How to Make "Black Velvet," a Guinness-Based Cocktail, for St. Patrick's Day
Our Black Velvet. | Nancy Stiles
St. Patrick's Day is Monday (with celebrations starting Saturday), and usually that means green beer for all. But the more we thought about it, we figured there had to be a better cocktail out there to celebrate the luck of the Irish. That's when we stumbled across a recipe so foul-sounding we figured it was probably fantastic.
It's also not Irish in origin at all, but this is no time to be a stickler. The Black Velvet was created in 1861 by the bartender at the Brooks's Club in London. The dark drink commemorated the death of Queen Victoria's husband, Prince Albert.
We're so classy. | Nancy Stiles
This recipe couldn't be simpler: Pour the champagne in first, and top it off with Guinness, in a 50-50 ratio. The two liquids have different densities, so they're supposed to separate, creating a layer effect. Apparently we screwed that up -- ours were just brown (online recipes suggest pouring the beer over the back of a spoon).

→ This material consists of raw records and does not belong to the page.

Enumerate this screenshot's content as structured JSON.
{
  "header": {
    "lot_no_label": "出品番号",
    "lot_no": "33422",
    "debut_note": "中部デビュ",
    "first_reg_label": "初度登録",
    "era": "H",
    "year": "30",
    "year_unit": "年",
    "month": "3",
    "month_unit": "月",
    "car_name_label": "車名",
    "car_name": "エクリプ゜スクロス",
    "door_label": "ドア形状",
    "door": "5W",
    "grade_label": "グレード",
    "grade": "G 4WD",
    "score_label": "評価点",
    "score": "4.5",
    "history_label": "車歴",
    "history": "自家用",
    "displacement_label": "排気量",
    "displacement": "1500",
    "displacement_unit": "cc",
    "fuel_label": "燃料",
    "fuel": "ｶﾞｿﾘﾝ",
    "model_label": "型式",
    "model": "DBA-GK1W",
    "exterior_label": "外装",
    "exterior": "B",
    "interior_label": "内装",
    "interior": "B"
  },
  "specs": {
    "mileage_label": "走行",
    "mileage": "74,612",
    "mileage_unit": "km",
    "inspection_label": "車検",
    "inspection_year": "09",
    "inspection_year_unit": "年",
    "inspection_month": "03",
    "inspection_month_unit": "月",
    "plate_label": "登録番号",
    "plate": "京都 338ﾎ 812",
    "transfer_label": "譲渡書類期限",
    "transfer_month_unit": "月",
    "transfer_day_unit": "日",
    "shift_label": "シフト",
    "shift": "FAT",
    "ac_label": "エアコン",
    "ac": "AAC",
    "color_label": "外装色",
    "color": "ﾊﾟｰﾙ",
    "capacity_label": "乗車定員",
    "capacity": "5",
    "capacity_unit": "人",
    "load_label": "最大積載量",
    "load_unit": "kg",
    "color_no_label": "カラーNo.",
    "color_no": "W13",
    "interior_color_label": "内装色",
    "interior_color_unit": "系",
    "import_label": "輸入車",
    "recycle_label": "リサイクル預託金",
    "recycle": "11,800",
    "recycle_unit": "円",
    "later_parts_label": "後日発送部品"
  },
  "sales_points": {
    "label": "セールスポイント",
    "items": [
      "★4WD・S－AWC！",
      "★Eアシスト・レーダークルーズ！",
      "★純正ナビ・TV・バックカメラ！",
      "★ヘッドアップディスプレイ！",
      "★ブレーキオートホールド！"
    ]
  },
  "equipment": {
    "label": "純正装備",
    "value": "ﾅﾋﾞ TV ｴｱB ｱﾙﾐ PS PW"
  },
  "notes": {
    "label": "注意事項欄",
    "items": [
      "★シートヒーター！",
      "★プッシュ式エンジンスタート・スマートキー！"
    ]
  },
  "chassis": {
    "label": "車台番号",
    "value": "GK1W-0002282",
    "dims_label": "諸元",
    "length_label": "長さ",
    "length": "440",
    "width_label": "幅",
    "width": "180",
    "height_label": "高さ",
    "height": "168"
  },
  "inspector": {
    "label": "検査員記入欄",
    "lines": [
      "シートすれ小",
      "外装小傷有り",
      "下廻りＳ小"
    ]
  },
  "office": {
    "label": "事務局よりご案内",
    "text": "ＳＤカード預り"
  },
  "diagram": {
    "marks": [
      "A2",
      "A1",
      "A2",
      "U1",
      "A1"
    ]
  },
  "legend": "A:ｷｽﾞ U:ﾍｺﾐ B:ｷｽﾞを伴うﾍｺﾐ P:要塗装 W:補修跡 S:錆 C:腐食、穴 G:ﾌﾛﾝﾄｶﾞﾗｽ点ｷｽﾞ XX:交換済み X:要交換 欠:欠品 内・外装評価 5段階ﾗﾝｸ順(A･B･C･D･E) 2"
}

Ours may not have looked pretty but they tasted damn good. All the Gut Check testers agreed the Black Velvet was surprisingly drinkable. It was pretty sweet, even though the champagne was extra dry, and it almost had a cider taste to it. We were pleasantly surprised -- the consensus was that we could definitely see ourselves throwing a few back come Saturday.
One tester also sang a beautiful rendition of "Black Velvet" by Alannah Myles to go along with the drinks. We do not recommend this.